И в самом деле, странно было бы ожидать чего-нибудь серьезного от судорожной и хлопотливой деятельности людей, одержимых ложным убеждением, потому что, дело известное, достигает цели и торжествует только истинное; но нельзя не жалеть, что столько труда, настойчивости, иногда даже знания и таланта, погибают бесплодно, а главное -- нельзя не смеяться. Смешного тут не оберешься... Не смешны ли в высшей степени добродушные жалобы подобных людей на то, что не понимают их, не сочувствуют бессмыслице, заменившей им истину, -- их торжественные сборы поразить и уничтожить противников, в сотый раз разрешающиеся их собственным, бесславным падением, -- наконец, их яростный, но бессильный гнев? Надобно сказать правду, их гнев, как всегда у людей, ослепленных страстью, часто переходит границы приличия, но стоит войти в их положение, чтоб простить им все... Бедные! Ведь они убеждены, что правы, что человечеству стоит только прислушаться к их говору, чтоб узнать великие и спасительные истины, а между тем их не слушают. В отчаянии, они начинают кричать, но в ту самую минуту, когда произносятся самые сильные доказательства, которые, по их мнению, должны окончательно покорить непокорных, раздается громкий и дружный хохот; они начинают сердиться и браниться, но им отвечают с равнодушием и спокойствием, полным торжествующего презрения... Тут они выходят из себя, а известно: когда человек выйдет из себя, он забывает уважение к самому себе, а следовательно, и к другим, перестает уважать чужое мнение, теряет такт и чувство приличия, часто даже теряет то чувство, без которого нельзя остаться справедливым к своим противникам. Конечно, все это нехорошо, непохвально, но когда войдешь в их горемычное положение, жаль станет бросить в них камень даже за дурной колорит, который умышленно стараются они навести на действия своих противников, -- даже за литературную клевету: прощаешь им все и оставляешь за собой только право смеяться...
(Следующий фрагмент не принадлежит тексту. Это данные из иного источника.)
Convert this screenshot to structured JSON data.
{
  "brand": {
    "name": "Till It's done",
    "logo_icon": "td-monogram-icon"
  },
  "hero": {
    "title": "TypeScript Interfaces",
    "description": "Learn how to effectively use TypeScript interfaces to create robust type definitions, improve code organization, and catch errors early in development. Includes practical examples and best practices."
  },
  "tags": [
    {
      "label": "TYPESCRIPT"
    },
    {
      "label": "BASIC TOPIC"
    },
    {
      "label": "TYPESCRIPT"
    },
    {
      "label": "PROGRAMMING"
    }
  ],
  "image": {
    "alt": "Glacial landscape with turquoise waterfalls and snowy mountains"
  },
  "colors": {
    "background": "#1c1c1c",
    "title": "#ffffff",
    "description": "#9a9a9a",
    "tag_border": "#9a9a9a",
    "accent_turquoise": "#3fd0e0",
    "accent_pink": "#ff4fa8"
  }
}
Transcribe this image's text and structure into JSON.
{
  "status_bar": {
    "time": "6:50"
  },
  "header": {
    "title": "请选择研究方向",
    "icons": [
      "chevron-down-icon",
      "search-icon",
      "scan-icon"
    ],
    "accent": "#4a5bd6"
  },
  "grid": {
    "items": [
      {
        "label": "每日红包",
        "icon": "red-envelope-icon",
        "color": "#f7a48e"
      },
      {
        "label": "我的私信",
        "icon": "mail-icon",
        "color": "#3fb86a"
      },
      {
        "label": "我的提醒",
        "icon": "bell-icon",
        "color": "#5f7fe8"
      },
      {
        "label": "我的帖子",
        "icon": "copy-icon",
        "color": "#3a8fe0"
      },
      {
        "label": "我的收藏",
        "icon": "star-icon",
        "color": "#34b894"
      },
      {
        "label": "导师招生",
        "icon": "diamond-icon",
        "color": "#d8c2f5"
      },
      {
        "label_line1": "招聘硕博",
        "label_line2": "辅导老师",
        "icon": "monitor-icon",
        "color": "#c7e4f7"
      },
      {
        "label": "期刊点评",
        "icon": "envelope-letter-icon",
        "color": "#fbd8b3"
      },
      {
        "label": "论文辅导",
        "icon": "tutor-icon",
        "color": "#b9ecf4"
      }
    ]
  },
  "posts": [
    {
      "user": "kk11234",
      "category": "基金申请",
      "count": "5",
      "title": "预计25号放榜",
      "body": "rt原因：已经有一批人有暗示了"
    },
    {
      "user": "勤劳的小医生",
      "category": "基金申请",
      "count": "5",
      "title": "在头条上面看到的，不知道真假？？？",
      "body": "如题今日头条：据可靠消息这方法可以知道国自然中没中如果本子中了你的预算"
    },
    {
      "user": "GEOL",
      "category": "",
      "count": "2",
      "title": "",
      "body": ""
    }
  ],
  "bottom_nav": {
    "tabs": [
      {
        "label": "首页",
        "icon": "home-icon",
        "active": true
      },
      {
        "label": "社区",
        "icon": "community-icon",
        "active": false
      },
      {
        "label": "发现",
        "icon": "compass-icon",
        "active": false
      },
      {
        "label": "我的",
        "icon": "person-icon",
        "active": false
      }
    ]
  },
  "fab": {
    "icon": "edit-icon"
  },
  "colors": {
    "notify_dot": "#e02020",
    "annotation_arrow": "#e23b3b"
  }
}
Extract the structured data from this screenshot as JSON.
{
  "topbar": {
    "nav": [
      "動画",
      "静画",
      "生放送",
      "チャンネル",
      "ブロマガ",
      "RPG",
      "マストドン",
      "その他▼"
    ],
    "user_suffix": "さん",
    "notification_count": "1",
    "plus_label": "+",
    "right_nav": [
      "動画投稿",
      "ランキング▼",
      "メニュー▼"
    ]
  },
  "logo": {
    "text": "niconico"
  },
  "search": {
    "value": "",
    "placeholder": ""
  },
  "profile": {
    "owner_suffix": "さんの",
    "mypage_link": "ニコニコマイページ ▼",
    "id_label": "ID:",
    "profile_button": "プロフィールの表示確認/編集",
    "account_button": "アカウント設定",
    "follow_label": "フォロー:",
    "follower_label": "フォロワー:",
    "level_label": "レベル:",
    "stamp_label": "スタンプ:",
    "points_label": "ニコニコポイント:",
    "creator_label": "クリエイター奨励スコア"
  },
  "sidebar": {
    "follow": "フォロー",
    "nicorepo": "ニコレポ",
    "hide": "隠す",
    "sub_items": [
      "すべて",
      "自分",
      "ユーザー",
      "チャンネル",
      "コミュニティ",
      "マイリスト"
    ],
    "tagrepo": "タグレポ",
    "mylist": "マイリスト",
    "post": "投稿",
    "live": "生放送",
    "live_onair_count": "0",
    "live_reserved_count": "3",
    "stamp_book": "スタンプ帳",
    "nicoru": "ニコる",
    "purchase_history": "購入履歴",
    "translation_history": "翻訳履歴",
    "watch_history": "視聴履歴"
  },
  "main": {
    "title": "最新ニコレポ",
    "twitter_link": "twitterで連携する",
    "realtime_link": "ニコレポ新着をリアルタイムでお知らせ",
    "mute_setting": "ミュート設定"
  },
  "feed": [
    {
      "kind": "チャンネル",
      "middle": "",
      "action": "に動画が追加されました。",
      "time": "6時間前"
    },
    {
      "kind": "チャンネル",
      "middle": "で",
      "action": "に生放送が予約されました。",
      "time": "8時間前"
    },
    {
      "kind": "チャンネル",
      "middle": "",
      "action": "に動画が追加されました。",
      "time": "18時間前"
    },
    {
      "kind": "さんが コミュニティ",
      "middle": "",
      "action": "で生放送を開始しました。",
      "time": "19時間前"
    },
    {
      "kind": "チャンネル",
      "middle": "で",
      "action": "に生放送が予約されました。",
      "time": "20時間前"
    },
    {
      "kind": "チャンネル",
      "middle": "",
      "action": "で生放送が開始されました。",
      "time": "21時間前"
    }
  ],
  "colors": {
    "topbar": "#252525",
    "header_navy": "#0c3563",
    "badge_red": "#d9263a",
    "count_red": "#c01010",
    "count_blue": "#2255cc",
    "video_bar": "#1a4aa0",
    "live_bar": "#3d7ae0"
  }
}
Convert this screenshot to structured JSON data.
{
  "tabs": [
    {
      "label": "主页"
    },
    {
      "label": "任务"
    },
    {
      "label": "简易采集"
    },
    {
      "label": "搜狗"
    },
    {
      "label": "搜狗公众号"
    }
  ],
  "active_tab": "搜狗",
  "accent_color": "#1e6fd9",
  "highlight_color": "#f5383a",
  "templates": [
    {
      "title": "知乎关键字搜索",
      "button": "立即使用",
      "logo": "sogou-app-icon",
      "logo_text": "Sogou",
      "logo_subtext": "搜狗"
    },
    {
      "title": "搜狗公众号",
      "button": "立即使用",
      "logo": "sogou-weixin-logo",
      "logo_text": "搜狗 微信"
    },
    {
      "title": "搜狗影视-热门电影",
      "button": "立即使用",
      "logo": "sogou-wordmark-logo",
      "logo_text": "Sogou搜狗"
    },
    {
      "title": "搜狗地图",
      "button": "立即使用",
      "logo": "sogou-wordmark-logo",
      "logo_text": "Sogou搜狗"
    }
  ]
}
А посмеяться, повторяю, есть чему. Если б я имел драматический талант и почувствовал желание написать комедию, я непременно избрал бы моими действующими лицами -- людей, одержимых каким-нибудь странным, уродливым, несовременным и ложным убеждением, -- людей, которые стремятся к такой цели, до которой невозможно дойти, "хоть три года скачи", как говорит Гоголь.

Но дело теперь не в том, чтоб написать комедию: дело теперь в том, чтоб представить читателям отчет о "Московском литературном и ученом сборнике".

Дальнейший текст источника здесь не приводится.